I am writing my undergrad thesis on the harmonic oscillator on a lattice. So far I have implemented the Metropolis Monte Carlo algorithm to generate trajectories $x_j$ for $0 \leq j < N$, where $N$ is the number of time lattice divisions.
I get a pretty good histogram for $|\psi(x)|^2$ and it matches the expectation from the theory. Now I have to calculate the energy eigenvalues of the system. The ground energy state can be calculated with $E_0 \propto \langle x^2 \rangle$ which has worked out so far.
The first energy, $E_1$, should be computable using the exponential slope of the correlations, Creutz and Freedman (1980) wrote that this would be doable with this: $$ E_1 = \frac{-1}{\Delta \tau} \log\left( \frac{\langle x(0) x(\tau + \Delta \tau)\rangle}{\langle x(0) x(\tau) \rangle} \right)$$
With the $x_j$ that I have in my computations, I can calculate those correlations to some value of $\tau$, limited by the $N$.

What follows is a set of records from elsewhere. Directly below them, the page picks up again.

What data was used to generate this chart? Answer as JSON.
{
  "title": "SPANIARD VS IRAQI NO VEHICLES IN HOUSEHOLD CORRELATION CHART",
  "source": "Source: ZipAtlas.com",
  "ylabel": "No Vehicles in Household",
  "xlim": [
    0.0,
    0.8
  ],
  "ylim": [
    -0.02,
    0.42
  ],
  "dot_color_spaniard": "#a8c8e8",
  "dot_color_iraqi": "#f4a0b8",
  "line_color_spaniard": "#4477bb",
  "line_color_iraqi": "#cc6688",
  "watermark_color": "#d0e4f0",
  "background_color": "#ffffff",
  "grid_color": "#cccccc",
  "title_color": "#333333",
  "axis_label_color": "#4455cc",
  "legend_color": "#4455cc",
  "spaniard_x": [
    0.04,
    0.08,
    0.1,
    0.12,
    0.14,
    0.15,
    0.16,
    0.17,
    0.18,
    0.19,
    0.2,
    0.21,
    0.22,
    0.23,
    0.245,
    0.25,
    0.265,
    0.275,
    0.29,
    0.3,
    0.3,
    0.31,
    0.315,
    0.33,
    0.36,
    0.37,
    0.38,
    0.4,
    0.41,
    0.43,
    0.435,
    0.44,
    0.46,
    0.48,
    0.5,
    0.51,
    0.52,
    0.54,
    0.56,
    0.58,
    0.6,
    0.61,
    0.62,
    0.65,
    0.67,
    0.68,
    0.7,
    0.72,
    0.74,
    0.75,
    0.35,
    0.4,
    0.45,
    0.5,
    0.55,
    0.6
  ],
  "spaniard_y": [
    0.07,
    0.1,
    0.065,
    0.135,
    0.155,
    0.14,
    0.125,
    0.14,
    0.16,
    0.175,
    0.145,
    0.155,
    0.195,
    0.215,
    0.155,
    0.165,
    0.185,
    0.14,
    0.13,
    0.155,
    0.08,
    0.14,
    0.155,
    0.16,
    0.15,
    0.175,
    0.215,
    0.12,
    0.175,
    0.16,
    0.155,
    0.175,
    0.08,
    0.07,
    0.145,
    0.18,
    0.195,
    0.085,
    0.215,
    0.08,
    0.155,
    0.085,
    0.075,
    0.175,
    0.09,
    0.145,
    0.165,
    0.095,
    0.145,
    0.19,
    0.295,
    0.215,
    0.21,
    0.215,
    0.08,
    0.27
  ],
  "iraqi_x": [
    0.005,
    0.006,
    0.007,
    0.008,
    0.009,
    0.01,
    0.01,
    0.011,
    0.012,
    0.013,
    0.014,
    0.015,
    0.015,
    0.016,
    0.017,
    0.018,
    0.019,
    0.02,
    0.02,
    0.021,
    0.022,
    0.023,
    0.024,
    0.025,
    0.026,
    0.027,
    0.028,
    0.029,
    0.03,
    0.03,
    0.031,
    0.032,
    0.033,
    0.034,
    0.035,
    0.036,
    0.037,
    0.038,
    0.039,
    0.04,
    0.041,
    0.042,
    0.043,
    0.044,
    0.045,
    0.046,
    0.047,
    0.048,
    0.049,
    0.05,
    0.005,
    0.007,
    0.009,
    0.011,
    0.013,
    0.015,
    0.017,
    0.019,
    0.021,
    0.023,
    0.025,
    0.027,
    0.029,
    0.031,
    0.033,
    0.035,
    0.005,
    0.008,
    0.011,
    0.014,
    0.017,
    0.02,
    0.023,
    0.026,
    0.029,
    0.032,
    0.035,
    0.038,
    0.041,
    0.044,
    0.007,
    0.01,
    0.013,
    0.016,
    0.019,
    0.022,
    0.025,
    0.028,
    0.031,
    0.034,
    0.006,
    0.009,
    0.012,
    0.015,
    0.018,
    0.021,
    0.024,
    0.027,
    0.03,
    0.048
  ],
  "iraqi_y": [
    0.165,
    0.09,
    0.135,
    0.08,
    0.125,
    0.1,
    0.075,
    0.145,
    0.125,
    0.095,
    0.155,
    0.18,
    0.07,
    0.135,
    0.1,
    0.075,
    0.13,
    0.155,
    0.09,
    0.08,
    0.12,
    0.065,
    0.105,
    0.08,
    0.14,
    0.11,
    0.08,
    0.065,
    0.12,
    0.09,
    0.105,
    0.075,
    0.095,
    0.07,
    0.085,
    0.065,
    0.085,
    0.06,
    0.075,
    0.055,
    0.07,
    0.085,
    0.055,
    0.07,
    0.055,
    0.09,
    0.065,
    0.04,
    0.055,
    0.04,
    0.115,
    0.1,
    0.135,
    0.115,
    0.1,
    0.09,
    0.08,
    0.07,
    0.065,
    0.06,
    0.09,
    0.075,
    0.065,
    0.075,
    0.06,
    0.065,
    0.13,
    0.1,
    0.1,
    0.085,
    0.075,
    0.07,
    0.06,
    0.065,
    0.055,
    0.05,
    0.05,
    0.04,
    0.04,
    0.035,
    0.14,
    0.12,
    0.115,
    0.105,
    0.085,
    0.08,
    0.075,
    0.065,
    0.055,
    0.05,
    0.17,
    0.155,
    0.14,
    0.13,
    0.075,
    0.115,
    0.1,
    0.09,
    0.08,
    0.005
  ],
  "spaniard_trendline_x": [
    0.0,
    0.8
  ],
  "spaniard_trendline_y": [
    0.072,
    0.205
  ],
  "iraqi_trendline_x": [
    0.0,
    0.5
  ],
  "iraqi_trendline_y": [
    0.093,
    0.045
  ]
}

My advisor has given me a paper from Blossier et al (2009) where they introduce a correlation matrix like so (2.1):
$$ C_{ij} (t) = \sum_{n=1}^\infty \langle 0 | \hat O_i | n \rangle \langle 0 | \hat O_j | n \rangle^* $$
Where $O_i$ are “some interpolating fields $O_i(x_0)$ already projected to a definite momentum and other quantum number such as parity”.
From that, they show how the eigenvalues to the generalized eigenvalue problem (GEVP) consisting of $C(t)$ and $C(t_0)$ will give the energy eigenvalues, which I am interested in.
Lüscher and Wolff (1990) then write on page 245:
In a numerical simulation, the correlation matrix $C(t)$ can be expected to be computable for some range of $t$, and the basic technical problem then is to extract the levels $W_\alpha$. from $C(t)$.
I do not see how I can get the $C_{ij}(t)$ out of my data. What are my fields $O$ for a simple harmonic oscillator to start with? Are those the ladder operators, so that $O_j$ = $(a^\dagger)^j$?